Alors qu’elle affronte une période de sécheresse majeurei, la Zambie est l’objet de pressions externes pour réformer sa législation sur les semences. Pour l’Alliance zambienne pour l’agroécologie et la biodiversité (Zambia Alliance for Agroecology and Biodiversity, Zaab), le projet de loi présenté par le gouvernement zambien en avril 2024, et prévoyant de modifier la loi actuelle datant de 2007ii, résulte en effet d’une stratégie internationale d’acteurs, dont la fondation Gates. Cette stratégie pousse les pays africains à adhérer à l’Union internationale pour la protection des obtentions végétales de 1991iii (Upov). La Zaab sonne aujourd’hui le tocsin en pointant l’inadaptation et les dangers de cette évolution législative envisagée par son gouvernement.

Rapprochement de l’Upov

Depuis 2010, la Zaab suit l’évolution de la législation nationale zambienne sur les semences et les variétés végétales. Dans un communiqué de presse du 18 juillet 2024iv, ce collectif de militants et paysans reprend les principales étapes qui ont précédé cette proposition de loi, ultime phase avant l’adhésion de la Zambie à l’Upov (un premier communiqué de presse avait été émis par le collectif le 19 avril 2024v). La Zaab rappelle que deux lois essentielles touchant le sujet des semences et des obtentions végétales ont déjà été révisées en 2020.

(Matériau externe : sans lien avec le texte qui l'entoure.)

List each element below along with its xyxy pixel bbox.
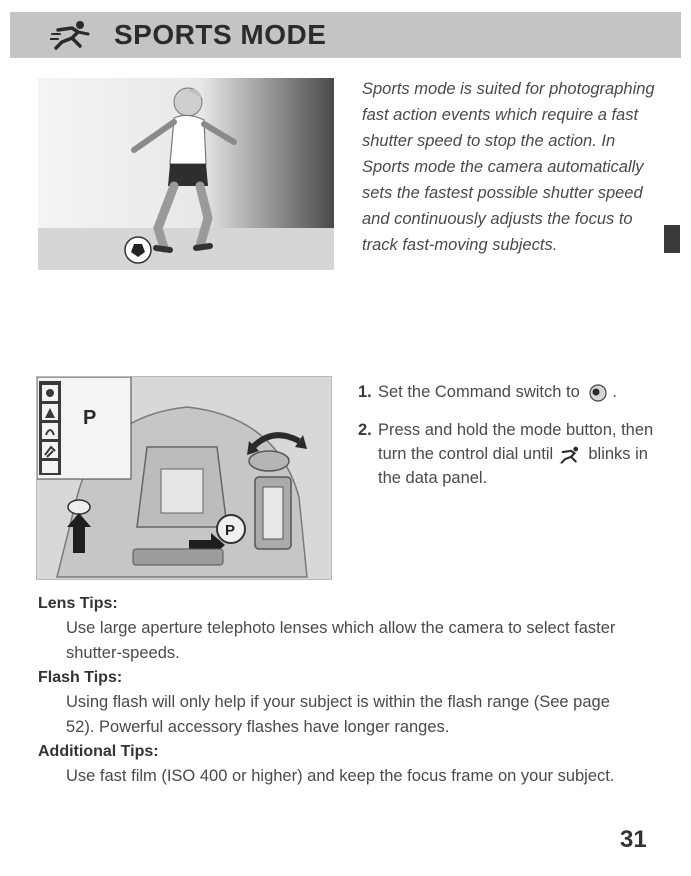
mode-letter: P — [83, 407, 97, 429]
intro-paragraph: Sports mode is suited for photographing fast action events which require a fast shutter speed to stop the action. In Sports mode the camera automatically sets the fastest possible shutter speed and continuously adjusts the focus to track fast-moving subjects. — [362, 80, 655, 254]
section-header — [10, 12, 681, 58]
additional-tips-heading: Additional Tips: — [38, 743, 159, 760]
flash-tips-heading: Flash Tips: — [38, 669, 123, 686]
lens-tips-heading: Lens Tips: — [38, 595, 118, 612]
step-number: 2. — [358, 421, 372, 439]
step-text-end: blinks in the data panel. — [378, 445, 648, 487]
sports-runner-icon — [558, 446, 584, 464]
soccer-player-illustration — [38, 78, 334, 270]
sports-runner-icon — [50, 20, 94, 50]
lens-tips-body: Use large aperture telephoto lenses which allow the camera to select faster shutter-speeds. — [66, 619, 616, 662]
camera-illustration — [37, 377, 331, 579]
flash-tips-body: Using flash will only help if your subject is within the flash range (See page 52). Powerful accessory flashes have longer ranges. — [66, 693, 610, 736]
page-number: 31 — [620, 826, 647, 853]
additional-tips-body: Use fast film (ISO 400 or higher) and keep the focus frame on your subject. — [66, 767, 615, 785]
tips-section — [38, 592, 658, 789]
svg-text:P: P — [225, 522, 236, 539]
step-1 — [358, 380, 658, 404]
soccer-player-photo — [38, 78, 334, 270]
instruction-steps — [358, 380, 658, 504]
step-text: Press and hold the mode button, then turn the control dial until — [378, 421, 654, 463]
step-2 — [358, 418, 658, 490]
program-dial-icon — [584, 383, 612, 403]
step-text-end: . — [612, 383, 617, 401]
camera-top-figure — [36, 376, 332, 580]
page-title: SPORTS MODE — [114, 19, 327, 50]
step-text: Set the Command switch to — [378, 383, 580, 401]
step-number: 1. — [358, 383, 372, 401]
section-tab-marker — [664, 225, 680, 253]
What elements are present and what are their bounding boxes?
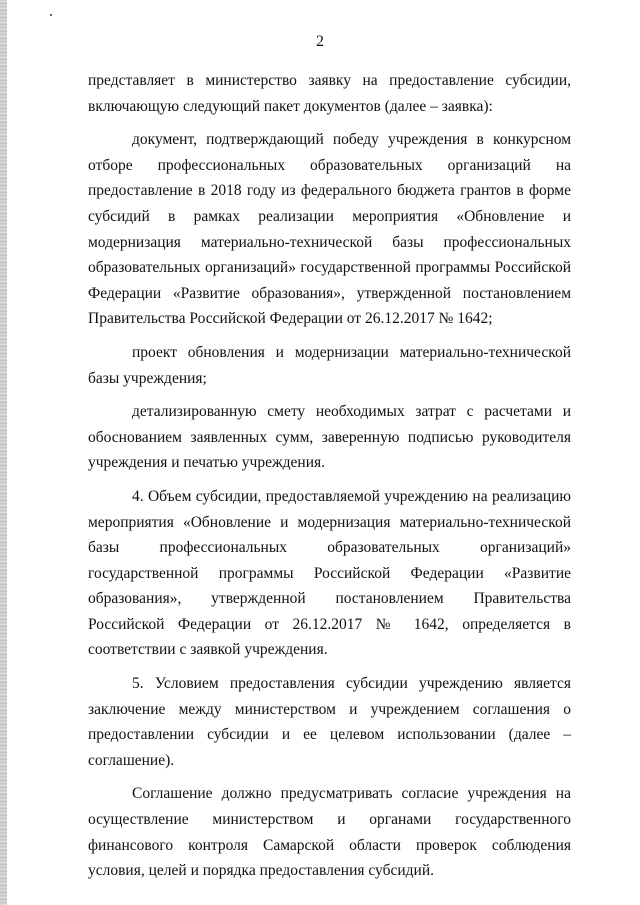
scan-speck: [50, 14, 52, 16]
paragraph-subsidy-condition: 5. Условием предоставления субсидии учреждению является заключение между министерством и учреждением соглашения о предоставлении субсидии и ее целевом использовании (далее – соглашение).: [88, 675, 571, 769]
document-body: [88, 68, 571, 892]
paragraph-modernization-project: проект обновления и модернизации материально-технической базы учреждения;: [88, 343, 571, 387]
paragraph-competition-document: документ, подтверждающий победу учреждения в конкурсном отборе профессиональных образовательных организаций на предоставление в 2018 году из федерального бюджета грантов в форме субсидий в рамках реализации мероприятия «Обновление и модернизация материально-технической базы профессиональных образовательных организаций» государственной программы Российской Федерации «Развитие образования», утвержденной постановлением Правительства Российской Федерации от 26.12.2017 № 1642;: [88, 131, 571, 328]
paragraph-agreement-consent: Соглашение должно предусматривать согласие учреждения на осуществление министерством и органами государственного финансового контроля Самарской области проверок соблюдения условия, целей и порядка предоставления субсидий.: [88, 785, 571, 880]
page-number: 2: [316, 33, 324, 50]
paragraph-subsidy-amount: 4. Объем субсидии, предоставляемой учреждению на реализацию мероприятия «Обновление и модернизация материально-технической базы профессиональных образовательных организаций» государственной программы Российской Федерации «Развитие образования», утвержденной постановлением Правительства Российской Федерации от 26.12.2017 № 1642, определяется в соответствии с заявкой учреждения.: [88, 487, 571, 659]
scan-edge-shadow: [0, 0, 7, 905]
paragraph-application-intro: представляет в министерство заявку на предоставление субсидии, включающую следующий пакет документов (далее – заявка):: [88, 72, 571, 115]
paragraph-cost-estimate: детализированную смету необходимых затрат с расчетами и обоснованием заявленных сумм, заверенную подписью руководителя учреждения и печатью учреждения.: [88, 403, 571, 472]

D’une part, la loi sur les variétés végétales et les semences de 1995 a été amendée pour se conformer aux règlements d’harmonisation du commerce des semences du Comesa (Marché commun de l’Afrique orientale et australe). D’autre part, la même année, des modifications ont été apportées à la loi de 2007 sur les droits des obtenteurs de plantes pour préparer le cadre législatif pour une éventuelle adhésion à l’Upov.

En avril 2024, c’est l’intégration des articles 14 et 15 de l’Upov qui est prévue par le projet de loi afin d’aboutir à une conformité pleine avec la législation de cette union basée à Genève. Ces deux articles viendraient en remplacement des articles 7 et 8, qui sont leurs équivalents dans la loi zambiennevi.

Menace sur l’autonomie des paysans

L’article 14 de l’Upov liste les droits exclusifs de l’obtenteur sur la variété protégée, y compris celui sur la récolte issue de cette variété. Ce droit s’applique si cette récolte est obtenue par l’utilisation non autorisée de la variété. Cependant, la portée exacte de ce droit peut varier en fonction des législations nationales des États membres de l’Upov, qui peuvent décider de l’accorder ou non aux obtenteurs. Autrement dit, les lois nationales peuvent prendre en compte leurs propres régulations et contextes agricoles. Ainsi, l’article 7 de la loi zambienne ne spécifie pas aussi explicitement que l’Upov les droits de l’obtenteur sur la récolte obtenue à partir d’une utilisation non autorisée de la variété. Cela peut signifier qu’elle autorise une plus grande flexibilité pour les utilisateurs de variétés protégées en ce qui concerne l’utilisation de la récolte obtenue.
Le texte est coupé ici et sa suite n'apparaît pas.